Seller Agent Didn't Disclose Active Termites and Changed Inaccurate Listing After Accepting Our Offer

We’ve been thinking about relocating out of town then found a quirky 100-year-old house we really liked that’d give us a lot of equity. The price was a little higher than we thought was right, so we offered $18,000 under (which seems like a lot, but we were pretty sure it was fair) and wound up settling on $6,000 under. It still seems pretty high for the property and area, but we really vibed with the house and didn’t want to lose it.

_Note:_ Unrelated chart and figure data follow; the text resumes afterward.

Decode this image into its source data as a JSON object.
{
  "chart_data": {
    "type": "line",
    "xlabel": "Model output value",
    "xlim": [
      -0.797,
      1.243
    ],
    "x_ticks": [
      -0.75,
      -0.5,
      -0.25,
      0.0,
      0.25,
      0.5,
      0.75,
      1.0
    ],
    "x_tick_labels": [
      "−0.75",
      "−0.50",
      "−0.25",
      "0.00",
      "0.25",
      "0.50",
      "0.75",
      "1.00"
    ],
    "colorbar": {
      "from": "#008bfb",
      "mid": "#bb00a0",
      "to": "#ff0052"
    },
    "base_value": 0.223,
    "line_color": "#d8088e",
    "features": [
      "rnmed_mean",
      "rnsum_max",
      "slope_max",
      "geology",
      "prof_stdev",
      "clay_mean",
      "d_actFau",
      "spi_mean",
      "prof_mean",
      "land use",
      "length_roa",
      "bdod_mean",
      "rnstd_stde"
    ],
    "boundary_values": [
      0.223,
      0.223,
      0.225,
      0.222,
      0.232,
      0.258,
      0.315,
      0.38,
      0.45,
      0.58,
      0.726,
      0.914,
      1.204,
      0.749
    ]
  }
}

Counter offer was accepted contingent on the sale of our current house, which we got pretty easily. Set up an inspection and found a few problems. The main ones being active termites in a small section of the house, old wiring that includes cloth wire and a weird combination of multiple shut-off switches in the basement, galvanized pipes, old floors and foundation that’ll need to be taken up and jacked, a gas stove top with only two working eyes, and an HVAC from the mid-90s.

We were fully planning on doing a total rewire and knew about the issues with the floor. We already have quotes from foundation companies and knew it’d be a project house just like our first one. But here’s a few things confounding us:

The termite inspector we hired mentioned he’d already been out to the property a few months back, found activity, and as a result, the previous sale fell through. The house was taken off the market as ‘By Owner’ and then relisted a little while later with an agent. It seems like nothing has been done to try to fix the issue, no treatment or anything. And the price actually went up after returning to market.

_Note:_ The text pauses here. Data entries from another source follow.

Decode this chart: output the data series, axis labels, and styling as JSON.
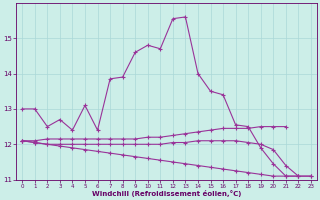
{
  "xlabel": "Windchill (Refroidissement éolien,°C)",
  "bg_color": "#cceee8",
  "grid_color": "#aad8d8",
  "line_color": "#993399",
  "x": [
    0,
    1,
    2,
    3,
    4,
    5,
    6,
    7,
    8,
    9,
    10,
    11,
    12,
    13,
    14,
    15,
    16,
    17,
    18,
    19,
    20,
    21,
    22,
    23
  ],
  "series1": [
    13.0,
    13.0,
    12.5,
    12.7,
    12.4,
    13.1,
    12.4,
    13.85,
    13.9,
    14.6,
    14.8,
    14.7,
    15.55,
    15.6,
    14.0,
    13.5,
    13.4,
    12.55,
    12.5,
    11.9,
    11.45,
    11.1,
    11.1,
    null
  ],
  "series2": [
    12.1,
    12.1,
    12.15,
    12.15,
    12.15,
    12.15,
    12.15,
    12.15,
    12.15,
    12.15,
    12.2,
    12.2,
    12.25,
    12.3,
    12.35,
    12.4,
    12.45,
    12.45,
    12.45,
    12.5,
    12.5,
    12.5,
    null,
    null
  ],
  "series3": [
    12.1,
    12.05,
    12.0,
    11.95,
    11.9,
    11.85,
    11.8,
    11.75,
    11.7,
    11.65,
    11.6,
    11.55,
    11.5,
    11.45,
    11.4,
    11.35,
    11.3,
    11.25,
    11.2,
    11.15,
    11.1,
    11.1,
    11.1,
    11.1
  ],
  "series4": [
    12.1,
    12.05,
    12.0,
    12.0,
    12.0,
    12.0,
    12.0,
    12.0,
    12.0,
    12.0,
    12.0,
    12.0,
    12.05,
    12.05,
    12.1,
    12.1,
    12.1,
    12.1,
    12.05,
    12.0,
    11.85,
    11.4,
    11.1,
    11.1
  ],
  "ylim": [
    11.0,
    16.0
  ],
  "xlim": [
    -0.5,
    23.5
  ],
  "yticks": [
    11,
    12,
    13,
    14,
    15
  ],
  "xticks": [
    0,
    1,
    2,
    3,
    4,
    5,
    6,
    7,
    8,
    9,
    10,
    11,
    12,
    13,
    14,
    15,
    16,
    17,
    18,
    19,
    20,
    21,
    22,
    23
  ]
}
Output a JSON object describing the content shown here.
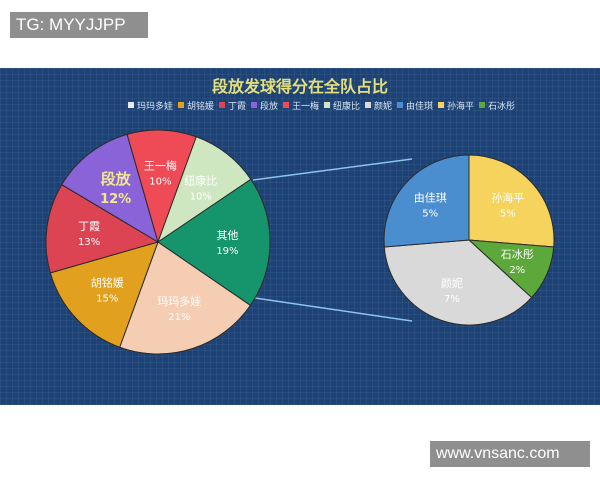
{
  "watermarks": {
    "top_left": "TG: MYYJJPP",
    "bottom_right": "www.vnsanc.com"
  },
  "chart_data": {
    "type": "pie-of-pie",
    "title": "段放发球得分在全队占比",
    "legend_position": "top",
    "legend": [
      "玛玛多娃",
      "胡铭媛",
      "丁霞",
      "段放",
      "王一梅",
      "纽康比",
      "颜妮",
      "由佳琪",
      "孙海平",
      "石冰彤"
    ],
    "main_pie": [
      {
        "label": "玛玛多娃",
        "value": 21,
        "text": "21%",
        "color": "#f5cdb2"
      },
      {
        "label": "胡铭媛",
        "value": 15,
        "text": "15%",
        "color": "#e1a01e"
      },
      {
        "label": "丁霞",
        "value": 13,
        "text": "13%",
        "color": "#dc4454"
      },
      {
        "label": "段放",
        "value": 12,
        "text": "12%",
        "color": "#8a63d8"
      },
      {
        "label": "王一梅",
        "value": 10,
        "text": "10%",
        "color": "#ee4b57"
      },
      {
        "label": "纽康比",
        "value": 10,
        "text": "10%",
        "color": "#cfe7c1"
      },
      {
        "label": "其他",
        "value": 19,
        "text": "19%",
        "color": "#16946c"
      }
    ],
    "secondary_pie": [
      {
        "label": "孙海平",
        "value": 5,
        "text": "5%",
        "color": "#f6d35c"
      },
      {
        "label": "石冰彤",
        "value": 2,
        "text": "2%",
        "color": "#5da83a"
      },
      {
        "label": "颜妮",
        "value": 7,
        "text": "7%",
        "color": "#d9d9d9"
      },
      {
        "label": "由佳琪",
        "value": 5,
        "text": "5%",
        "color": "#4b8ed0"
      }
    ]
  }
}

The original listing is just flat-out wrong. I don’t expect them to want to divulge termites, but it sells the house as having all new wiring and HVAC, which it doesn’t. It does have a new electric meter, but that doesn’t remove the fire risk from the old wiring or the chance that the 30-year-old HVAC can go out any day.

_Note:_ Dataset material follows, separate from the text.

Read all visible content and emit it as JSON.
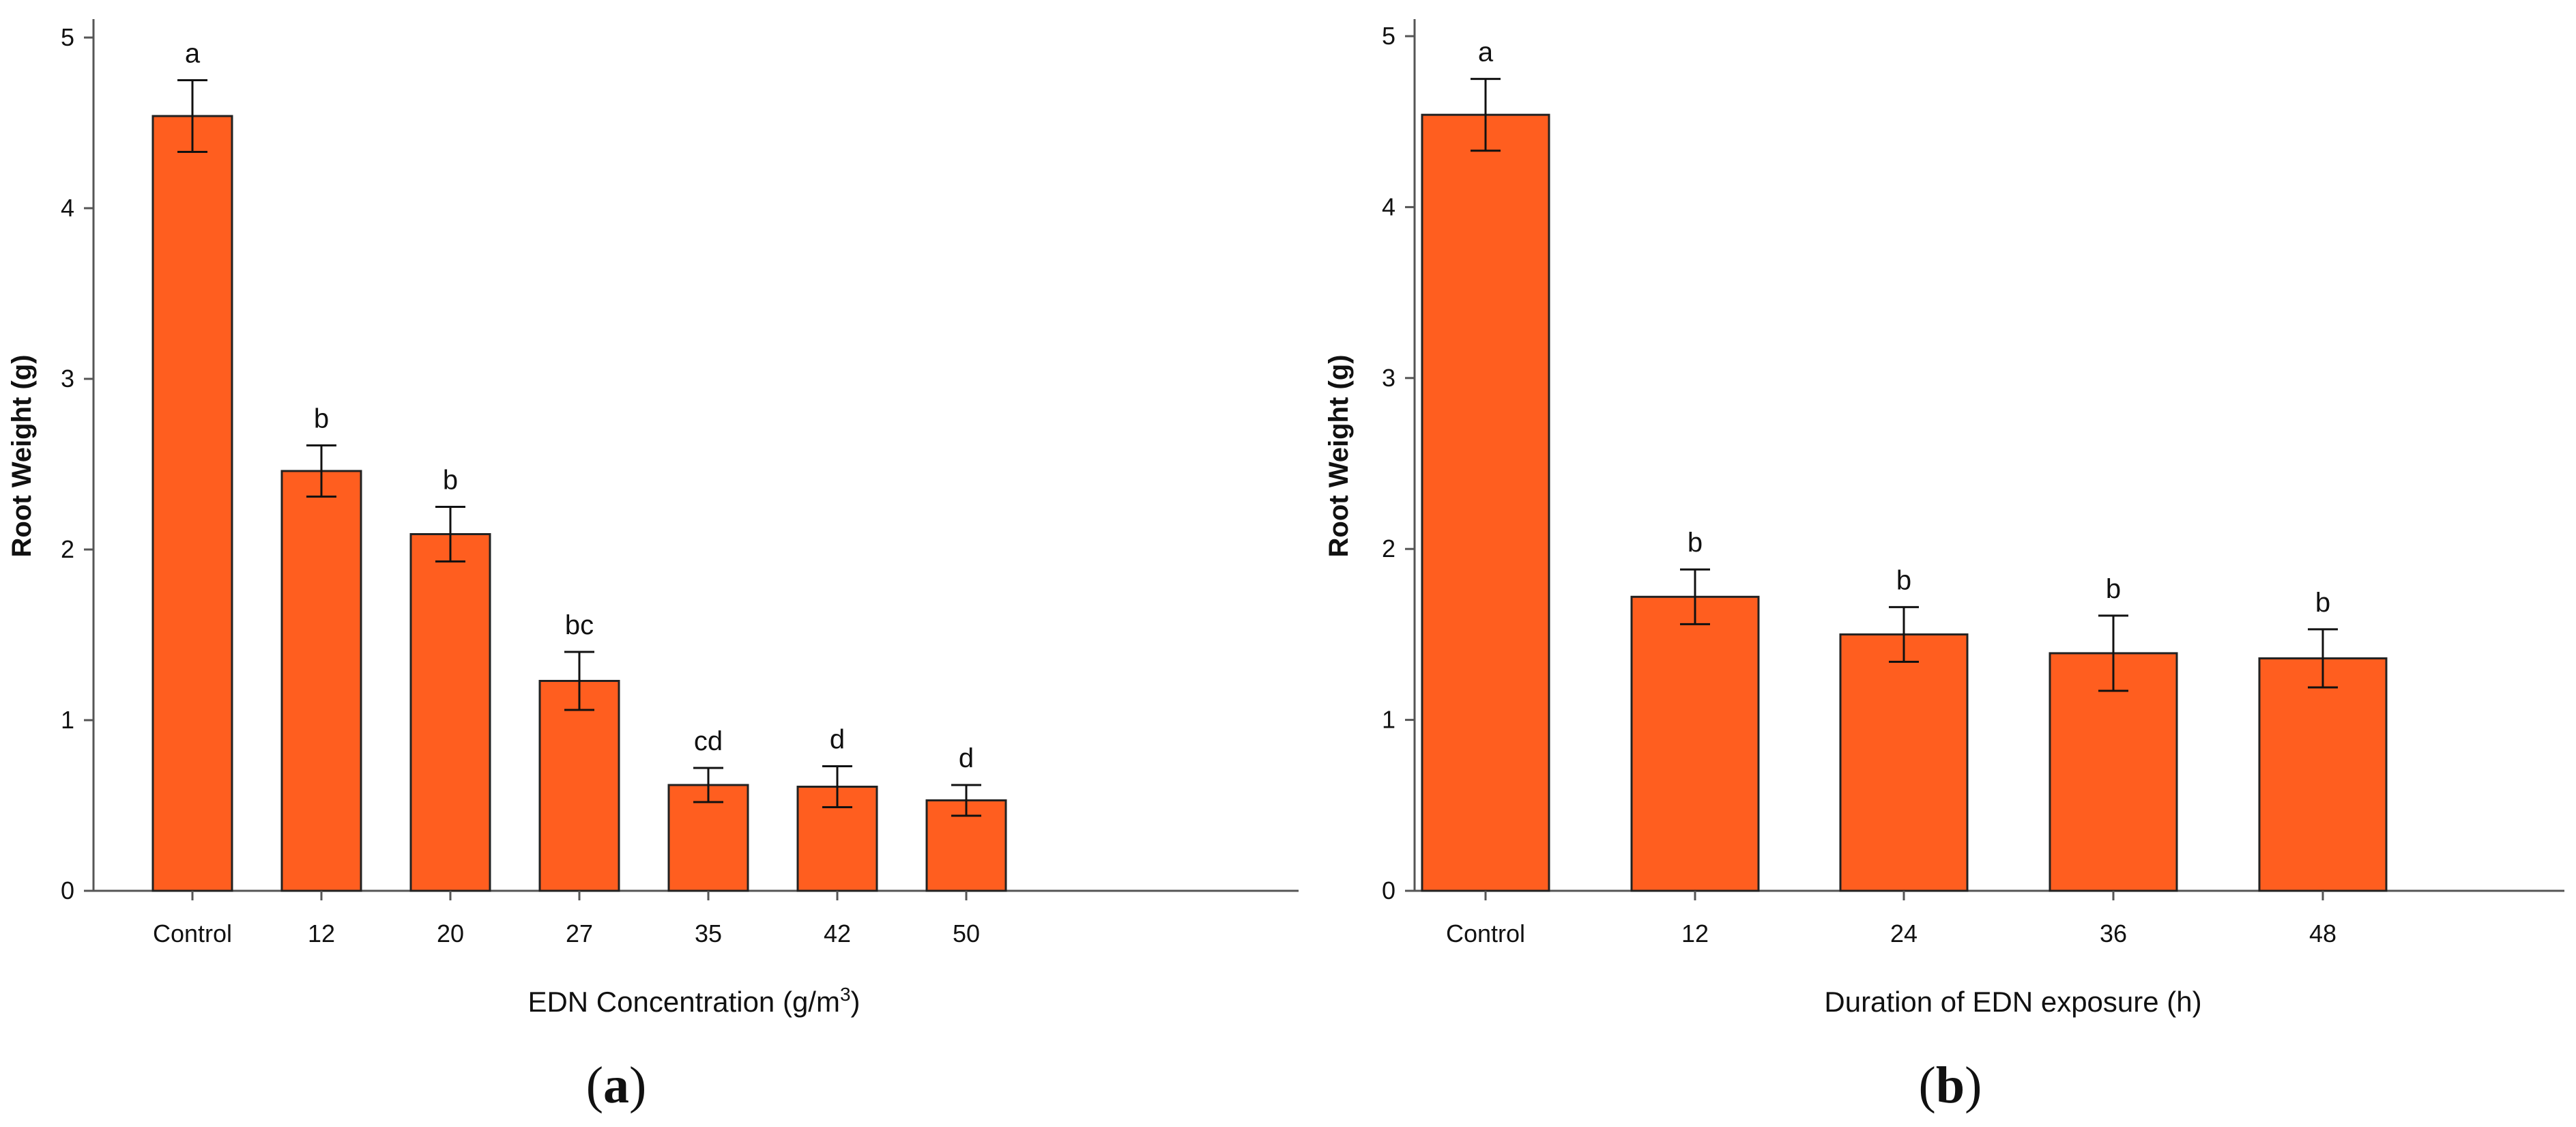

The listing was changed between our offer being accepted and the inspection to remove mentions of wiring and HVAC. When we went back to the listing to figure out the discrepancies between the house and the listing, we noticed it was changed a couple of days ago. Our buying agent still had the printed version to confirm the difference.

This is starting to feel sketchy and it’s frustrating because we quickly got our house market-ready, found a buyer, and got this far in the process to feel like we’re kind of getting scammed. I guess I’m just kind of wondering how unusual this is and if there’s anything we can do to at least leverage all of this towards a better price or to have some kind of recourse. Yeah, we still really like the house, but we can’t just knowingly allow ourselves to get taken advantage of.

Don’t buy.

Nyx said:
Don’t buy.

We’re leaning that way. We still love the place, but this is just making it really hard to justify moving forward.

That would be too many red flags for me.

You haven’t mentioned what state you’re in. Roughly half the states are disclosure states with mandatory disclosures. The other half are Caveat Emptor, buyer beware states, and require no disclosure at all.

Depending on the state, sellers don’t see buyers’ inspections. When I sold my previous house, I didn’t want to know anything about the inspection from my buyer because if they backed out, I’d have to relist and disclose everything they found. With that said, they may be shady and have known. You could pull up discrepancies and negotiate to get your earnest money back and be let out. Otherwise, you probably need a lawyer, and it would still possibly be difficult and costly to prove their knowledge.

Lastly, this is why you don’t waive contingencies.

The SELLER didn’t disclose termites, HVAC, or anything else. Agents don’t decide what sellers disclose and they legally can’t discover problems with a house. If the seller chose to hide information from their agent, it’s not the agent’s fault.

@Kingsley
Don’t buy and report the agent to the real estate board. Demand or sue the agent and seller for all costs for failing to disclose a known issue.

Asa said:
@Kingsley
Don’t buy and report the agent to the real estate board. Demand or sue the agent and seller for all costs for failing to disclose a known issue.

Nonsense. Sellers choose what to disclose, not agents. SMH.

@Kingsley
This guy sounds like an agent. Just report the agent and let the pieces fall as they will. If the agent didn’t do anything wrong, they’ll be fine.

Agent - It is not the agent’s responsibility to disclose; it is on the seller(s). The MLS changes are trackable, so that this has been changed is… odd. You know what you are buying, so you can attempt to negotiate a lower price. But that the seller was FSBO, had a sale fail, knew they had a problem, didn’t fix or disclose it, raised the sales price (which I assume is to compensate their agent), and claimed they had a new HVAC?

This person is not willing to reduce the price from what was uncovered on inspections. It should be, but you know what you are dealing with here.

It’s what is in the seller’s disclosure that matters. Use your inspection time and counter offer or don’t buy.

If they did know there were issues and they were hiding them, who is to say what else they are hiding. Maybe it’s time to consider walking away—once you get that key, you’re stuck with that house.